The High Court ordered that the Appellant must restore the surname and father's surname of the child within three months, while holding that the Appellant is the natural guardian of the child and granting visitation rights to the Respondents.

This judgment of the High Court was challenged by the Appellant before the Supreme Court. The primary issues that required adjudication were :-

i) Whether the mother who is the only natural/legal guardian of the child after the death of the biological father can decide the surname of the child. Can she give him the surname of her second husband whom she remarries after the death of her first husband and can she give the child for adoption to her husband?

ii) Whether the High Court has the power to direct the Appellant to change the surname of the child specially when such relief was never sought by the respondents in their petition before the trial Court?

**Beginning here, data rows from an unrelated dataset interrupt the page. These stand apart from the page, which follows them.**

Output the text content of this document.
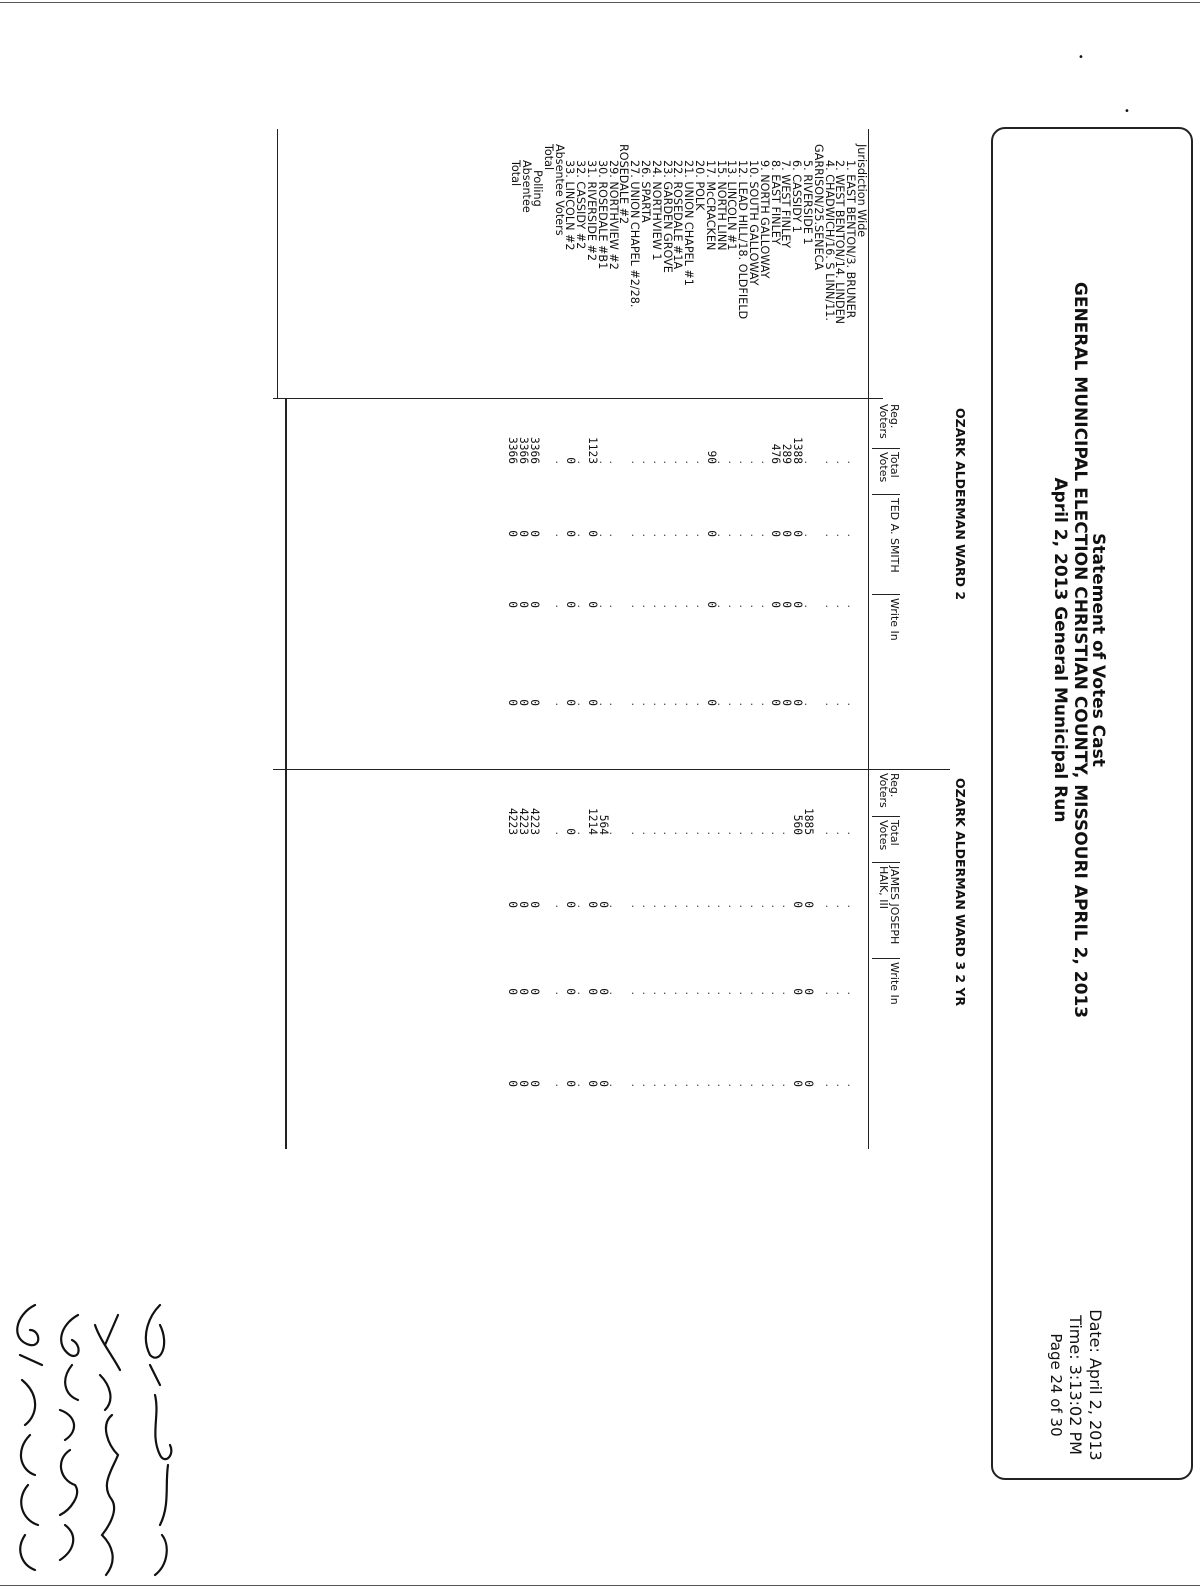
Statement of Votes Cast
GENERAL MUNICIPAL ELECTION CHRISTIAN COUNTY, MISSOURI APRIL 2, 2013
April 2, 2013 General Municipal Run
Date: April 2, 2013
Time: 3:13:02 PM
Page 24 of 30
OZARK ALDERMAN WARD 2
OZARK ALDERMAN WARD 3 2 YR
Jurisdiction Wide
1. EAST BENTON/3. BRUNER
2. WEST BENTON/14. LINDEN
4. CHADWICH/16. S LINN/11.
GARRISON/25.SENECA
5. RIVERSIDE 1
6. CASSIDY 1
7. WEST FINLEY
8. EAST FINLEY
9. NORTH GALLOWAY
10. SOUTH GALLOWAY
12. LEAD HILL/18. OLDFIELD
13. LINCOLN #1
15. NORTH LINN
17. McCRACKEN
20. POLK
21. UNION CHAPEL #1
22. ROSEDALE #1A
23. GARDEN GROVE
24. NORTHVIEW 1
26. SPARTA
27. UNION CHAPEL #2/28.
ROSEDALE #2
29. NORTHVIEW #2
30. ROSEDALE #B1
31. RIVERSIDE #2
32. CASSIDY #2
33. LINCOLN #2
Absentee Voters
Total
Polling
Absentee
Total
Reg. Voters
Total Votes
TED A. SMITH
Write In
.
.
.
.
.
.
.
.
.
.
.
.
.
.
.
.
1388
0
0
0
289
0
0
0
476
0
0
0
.
.
.
.
.
.
.
.
.
.
.
.
.
.
.
.
.
.
.
.
90
0
0
0
.
.
.
.
.
.
.
.
.
.
.
.
.
.
.
.
.
.
.
.
.
.
.
.
.
.
.
.
.
.
.
.
.
.
.
.
1123
0
0
0
.
.
.
.
0
0
0
0
.
.
.
.
3366
0
0
0
3366
0
0
0
3366
0
0
0
Reg. Voters
Total Votes
JAMES JOSEPH HAIK, III
Write In
.
.
.
.
.
.
.
.
.
.
.
.
1885
0
0
0
560
0
0
0
.
.
.
.
.
.
.
.
.
.
.
.
.
.
.
.
.
.
.
.
.
.
.
.
.
.
.
.
.
.
.
.
.
.
.
.
.
.
.
.
.
.
.
.
.
.
.
.
.
.
.
.
.
.
.
.
.
.
.
.
.
.
.
.
564
0
0
0
1214
0
0
0
.
.
.
.
0
0
0
0
.
.
.
.
4223
0
0
0
4223
0
0
0
4223
0
0
0
•
•
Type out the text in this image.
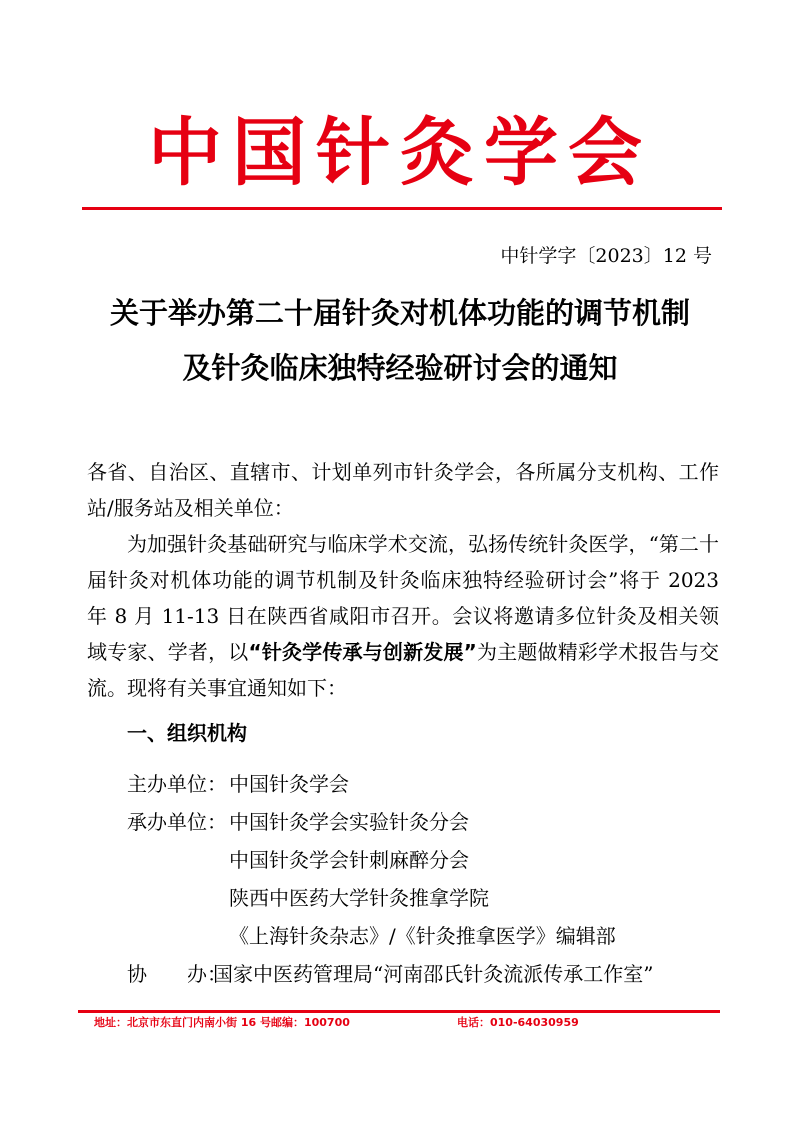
中国针灸学会
中针学字〔2023〕12 号
关于举办第二十届针灸对机体功能的调节机制
及针灸临床独特经验研讨会的通知

各省、自治区、直辖市、计划单列市针灸学会，各所属分支机构、工作站/服务站及相关单位：

为加强针灸基础研究与临床学术交流，弘扬传统针灸医学，“第二十届针灸对机体功能的调节机制及针灸临床独特经验研讨会”将于 2023 年 8 月 11-13 日在陕西省咸阳市召开。会议将邀请多位针灸及相关领域专家、学者，以“针灸学传承与创新发展”为主题做精彩学术报告与交流。现将有关事宜通知如下：

一、组织机构
主办单位： 中国针灸学会
承办单位： 中国针灸学会实验针灸分会
中国针灸学会针刺麻醉分会
陕西中医药大学针灸推拿学院
《上海针灸杂志》/《针灸推拿医学》编辑部
协　　办：
国家中医药管理局“河南邵氏针灸流派传承工作室”
地址：北京市东直门内南小街 16 号邮编：100700	电话：010-64030959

Addressing the first issue, the Court relied on the provisions of Section 6 and Section 9 of the Hindu Adoption and Maintenance Act, 1956, and the judgment in the case of Githa Hariharan and Ors. vs. Reserve Bank of India and Ors. The Court then opined that it failed to see how the mother can be lawfully restrained from including the child in her new family and deciding the surname of the child after the demise of her first husband. In that context, it was opined that "We, therefore, see nothing unusual in Appellant mother, upon remarriage having given the child the surname of her husband or even giving the child in adoption to her husband."

It was also brought to the attention of the Court that the husband of the Appellant had adopted the child by way of a Registered Adoption Deed.

The Court opined that while the main object of adoption in the past has been to secure the performance of one's funeral rights and to preserve the continuance of one's lineage, in recent times, the modern adoption theory aims to restore family life to a child deprived of his or her biological family.

Addressing the second issue, the Court opined that it was a fact that absolutely no relief was ever sought by them for the change of surname of the child to that of their deceased son. To that end, the Court observed that "It is settled law that relief not found on pleadings should not be granted. If a Court considers or grants a relief for which no prayer or pleading was made depriving the respondent of an opportunity to oppose or resist such relief, it would lead to miscarriage of justice."

Relying on judgments like Messrs. Trojan & Co. Ltd. Vs. Rm.N.N. Nagappa Chettia and Bharat Amratlal Kothari & Anr. Vs. Dosukhan Samadkhan Sindhi & Ors., the Court held that the High Court had traversed beyond pleadings and therefore, such directions were liable to be set aside.

To that end, the Apex Court ordered that the directions of the High Court regarding the surname of the child must be set aside, and the appeals were allowed in part. The parties were ordered to bear their own costs and expenses incurred in the appeals.